Slayer has gone from my favorite skill to my personal albatross.
Jagex wanted these new Slayer monsters to be “elite” content. I guess I’m not elite. And I suppose RuneScape is now moving on and leaving people like me behind.
If you’re still having working on getting the fire cape here’s some great advice
Use full guthan’s to heal when waves are under control (along with sara brews, and super restores.) and use karil’s boltracks and crossbow for fighting.
honestly the speed at which you kill jad/your ammo really doesnt matter much. u just have to try multiple times til ur calm and confident. the key is listening for the double shot noise and switching to mage protect, then back to range. so make sure u have sounds on.
on my fifth try i finally beat him on my account with barely any health left. the next day i did it for a friend successfully on my first try and ended the fight at 112 hp, not getting hit once! its all about practice on the boss, as knowing his moves makes you calmer – i’m real jumpy under pressure too.
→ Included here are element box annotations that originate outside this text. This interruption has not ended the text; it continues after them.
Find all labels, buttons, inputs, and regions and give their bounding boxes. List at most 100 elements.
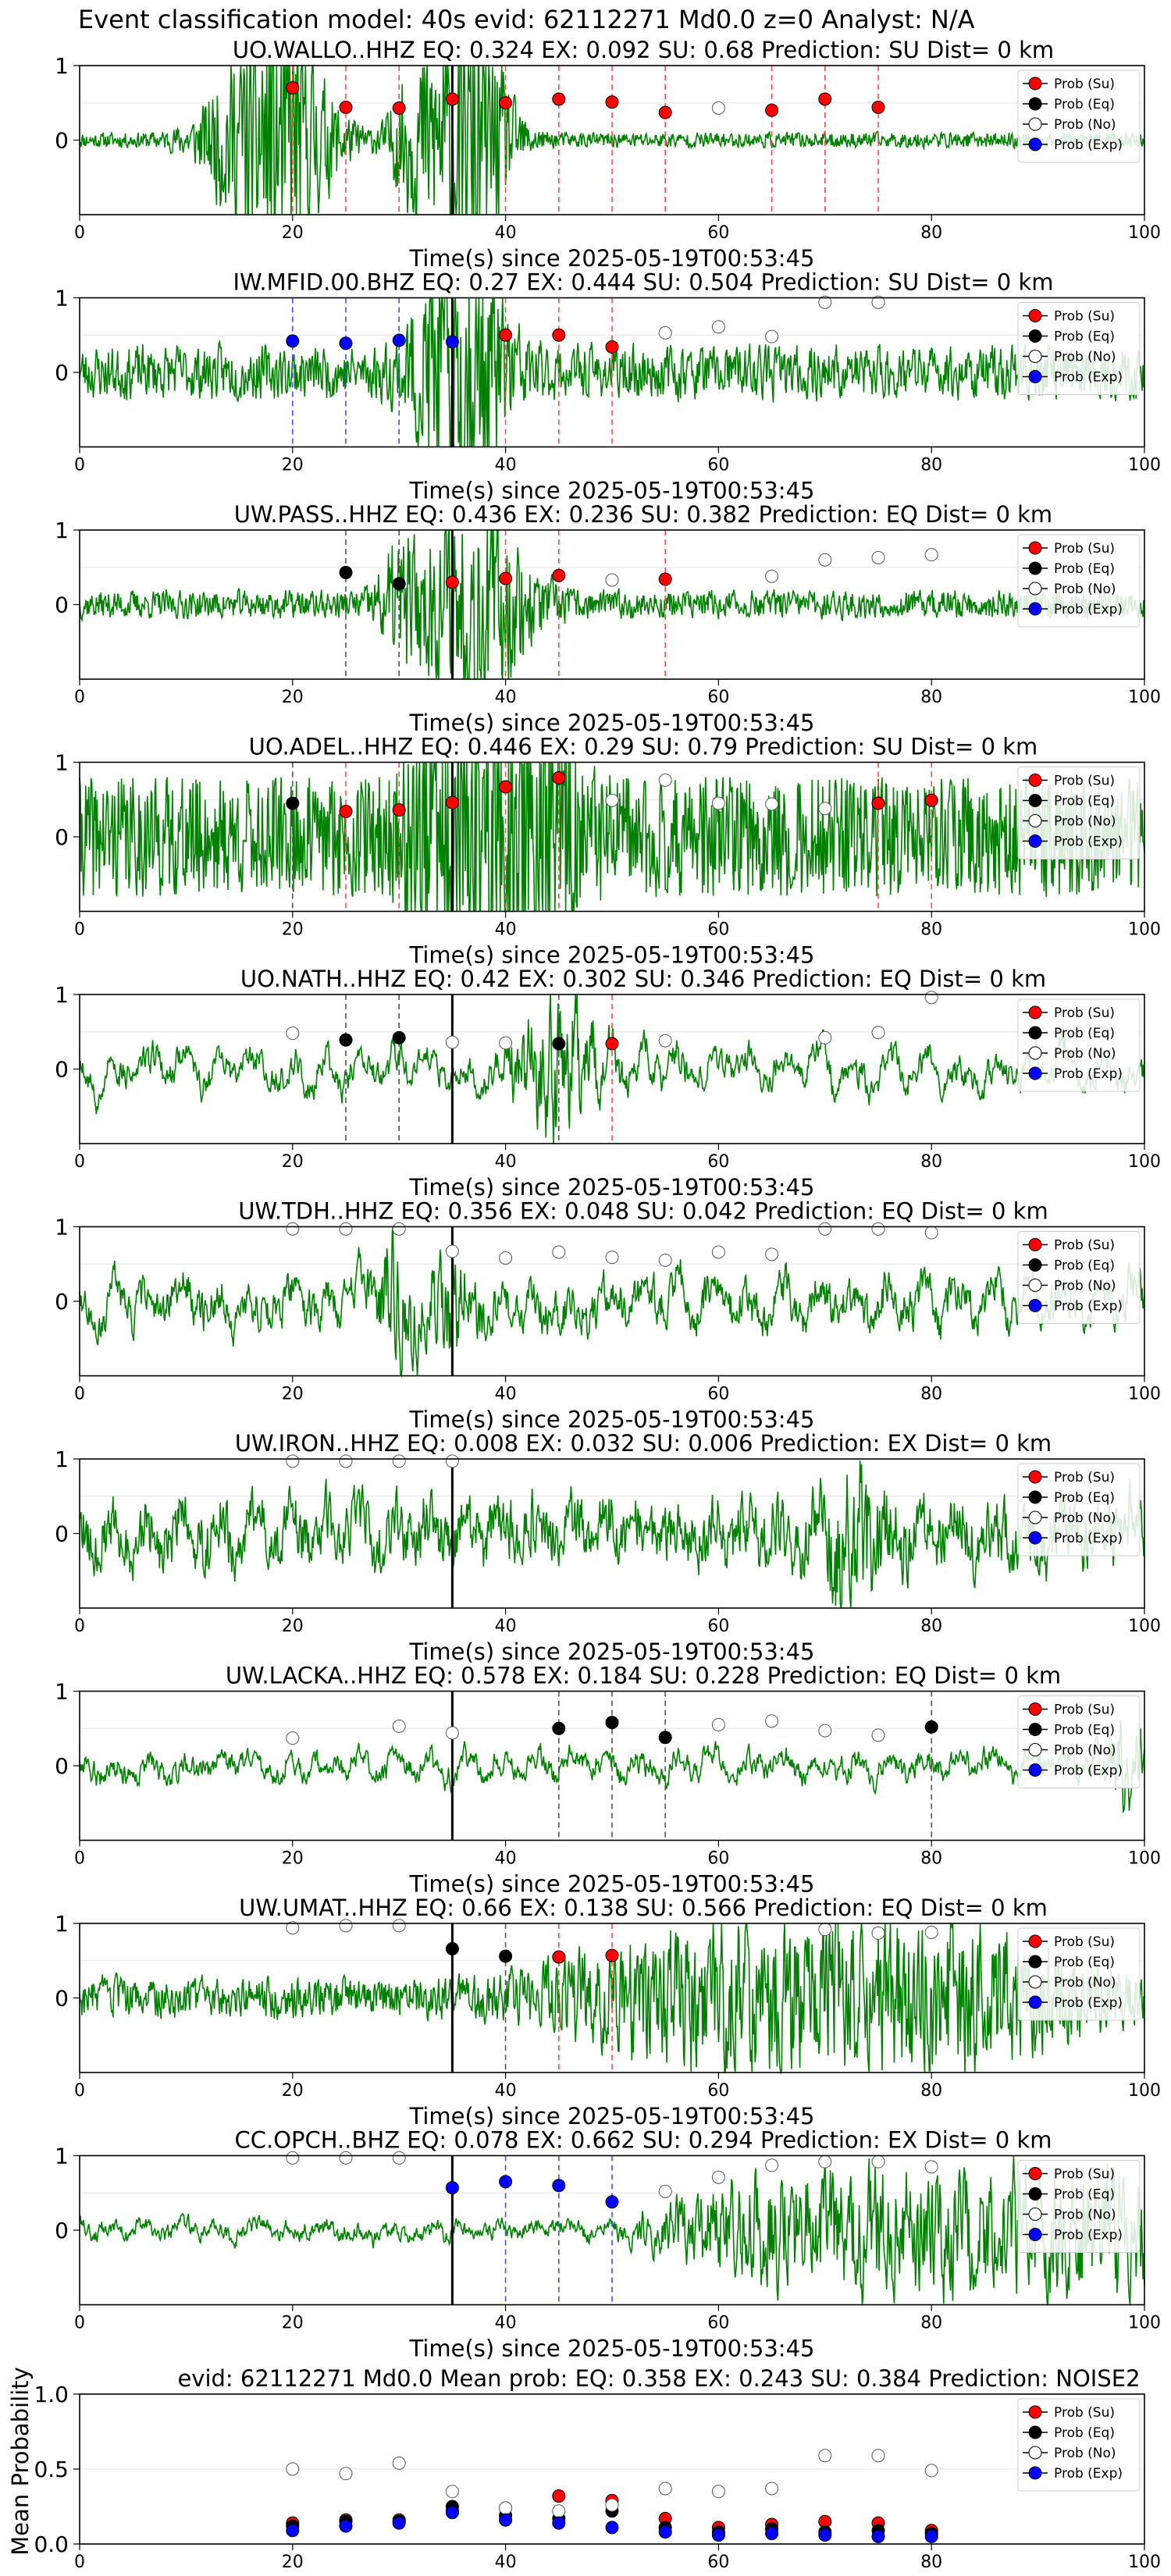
x-tick-label: 80 (920, 688, 942, 707)
prob-point (658, 1034, 672, 1048)
mean-prob-point (286, 2462, 300, 2476)
prob-point (286, 1222, 300, 1236)
y-tick-label: 0 (55, 1057, 69, 1083)
legend-marker (1028, 350, 1042, 363)
x-tick-label: 100 (1128, 2314, 1161, 2333)
legend-label: Prob (Eq) (1054, 2187, 1115, 2203)
prob-point (392, 1222, 406, 1236)
legend-label: Prob (Eq) (1054, 1490, 1115, 1506)
y-tick-label: 1 (55, 1911, 69, 1937)
mean-prob-point (499, 2501, 513, 2515)
prob-point (499, 1036, 513, 1050)
legend-label: Prob (No) (1054, 2446, 1116, 2461)
x-axis-label: Time(s) since 2025-05-19T00:53:45 (409, 942, 815, 969)
prob-point (339, 2151, 353, 2165)
legend-label: Prob (Su) (1054, 2405, 1115, 2421)
y-tick-label: 1 (55, 2144, 69, 2169)
prob-point (871, 1222, 885, 1236)
x-tick-label: 20 (282, 223, 304, 243)
panel-9: UW.UMAT..HHZ EQ: 0.66 EX: 0.138 SU: 0.56… (55, 1895, 1161, 2129)
prob-point (711, 320, 725, 334)
x-tick-label: 40 (495, 1152, 517, 1172)
legend-box (1017, 767, 1141, 859)
prob-point (392, 1719, 406, 1733)
prob-point (445, 335, 459, 349)
prob-point (924, 991, 938, 1005)
legend-box (1017, 998, 1141, 1092)
legend-marker (1028, 370, 1042, 383)
prob-point (871, 550, 885, 564)
legend-label: Prob (Su) (1054, 774, 1115, 789)
prob-point (286, 81, 300, 95)
legend-marker (1028, 1703, 1042, 1716)
prob-point (339, 336, 353, 350)
mean-prob-point (552, 2489, 566, 2503)
legend-marker (1028, 774, 1042, 787)
prob-point (658, 2184, 672, 2198)
panel-6: UW.TDH..HHZ EQ: 0.356 EX: 0.048 SU: 0.04… (55, 1198, 1161, 1433)
legend-label: Prob (No) (1054, 1046, 1116, 1062)
prob-point (445, 1454, 459, 1468)
x-tick-label: 60 (707, 1385, 729, 1404)
x-tick-label: 60 (707, 688, 729, 707)
legend-label: Prob (No) (1054, 1510, 1116, 1526)
legend-label: Prob (Exp) (1054, 1995, 1123, 2011)
prob-point (392, 2151, 406, 2165)
mean-prob-point (286, 2524, 300, 2538)
x-tick-label: 0 (74, 688, 85, 707)
x-tick-label: 100 (1128, 1152, 1161, 1172)
x-tick-label: 100 (1128, 1617, 1161, 1636)
prob-point (445, 575, 459, 589)
prob-point (924, 1720, 938, 1734)
y-tick-label: 0 (55, 128, 69, 154)
x-tick-label: 80 (920, 920, 942, 940)
panel-7: UW.IRON..HHZ EQ: 0.008 EX: 0.032 SU: 0.0… (55, 1430, 1161, 1665)
legend-label: Prob (Su) (1054, 1470, 1115, 1485)
x-tick-label: 20 (282, 1617, 304, 1636)
prob-point (552, 1721, 566, 1735)
y-axis-label: Mean Probability (7, 2367, 34, 2556)
prob-point (765, 797, 779, 811)
legend-marker (1028, 137, 1042, 151)
waveform-trace (79, 761, 1145, 913)
x-tick-label: 40 (495, 920, 517, 940)
legend-marker (1028, 1279, 1042, 1292)
x-tick-label: 0 (74, 1849, 85, 1869)
legend-box (1017, 69, 1141, 163)
prob-point (818, 2154, 832, 2169)
prob-point (445, 1941, 459, 1955)
panel-title: UO.NATH..HHZ EQ: 0.42 EX: 0.302 SU: 0.34… (240, 966, 1046, 992)
legend-marker (1028, 602, 1042, 616)
x-tick-label: 40 (495, 1385, 517, 1404)
legend-marker (1028, 309, 1042, 322)
mean-prob-point (924, 2529, 938, 2543)
x-tick-label: 100 (1128, 1385, 1161, 1404)
prob-point (765, 569, 779, 583)
x-tick-label: 40 (495, 2081, 517, 2101)
y-tick-label: 1 (55, 53, 69, 79)
prob-point (818, 295, 832, 309)
legend-label: Prob (Eq) (1054, 1955, 1115, 1970)
prob-point (552, 1950, 566, 1964)
mean-prob-point (658, 2525, 672, 2539)
legend-marker (1028, 541, 1042, 555)
prob-point (286, 334, 300, 348)
legend-label: Prob (Eq) (1054, 561, 1115, 577)
legend-marker (1028, 1743, 1042, 1756)
prob-point (765, 2158, 779, 2172)
panel-title: UW.IRON..HHZ EQ: 0.008 EX: 0.032 SU: 0.0… (235, 1430, 1052, 1457)
legend-marker (1028, 1723, 1042, 1736)
y-tick-label: 0 (55, 1521, 69, 1547)
mean-prob-point (605, 2498, 619, 2512)
legend-marker (1028, 1238, 1042, 1251)
x-tick-label: 40 (495, 1617, 517, 1636)
x-tick-label: 100 (1128, 223, 1161, 243)
x-tick-label: 40 (495, 2314, 517, 2333)
x-tick-label: 60 (707, 1152, 729, 1172)
mean-prob-point (765, 2482, 779, 2496)
y-tick-label: 1 (55, 286, 69, 311)
prob-point (605, 1251, 619, 1265)
x-tick-label: 100 (1128, 2553, 1161, 2572)
prob-point (445, 1244, 459, 1258)
prob-point (711, 1717, 725, 1731)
(and remember, guthans and karils bow is most assuredly great equipment – and not too expensive! as i tried just about everything else)
There are multiple people who have killed Jad in under 10 seconds using a strategy called rushing: equip dragon claws, cast vengeance, wait 30 seconds. When you finally can attack Jad, activate turmoil and soul split (very important to use soul split), use both specs, cast vengeance again once he hits you, then switch to a whip/similar weapon. If you want a video showing that strategy, search for the user “Wooox16″ on youtube. If you’re not sure if that’ll get him down to 0, then attack him normally and lower his hp a bit first before you try rushing him. That’s the best strategy that I can think of for people who have such trouble with Jad but have really high stats — I don’t think there’s a faster way to do damage to him.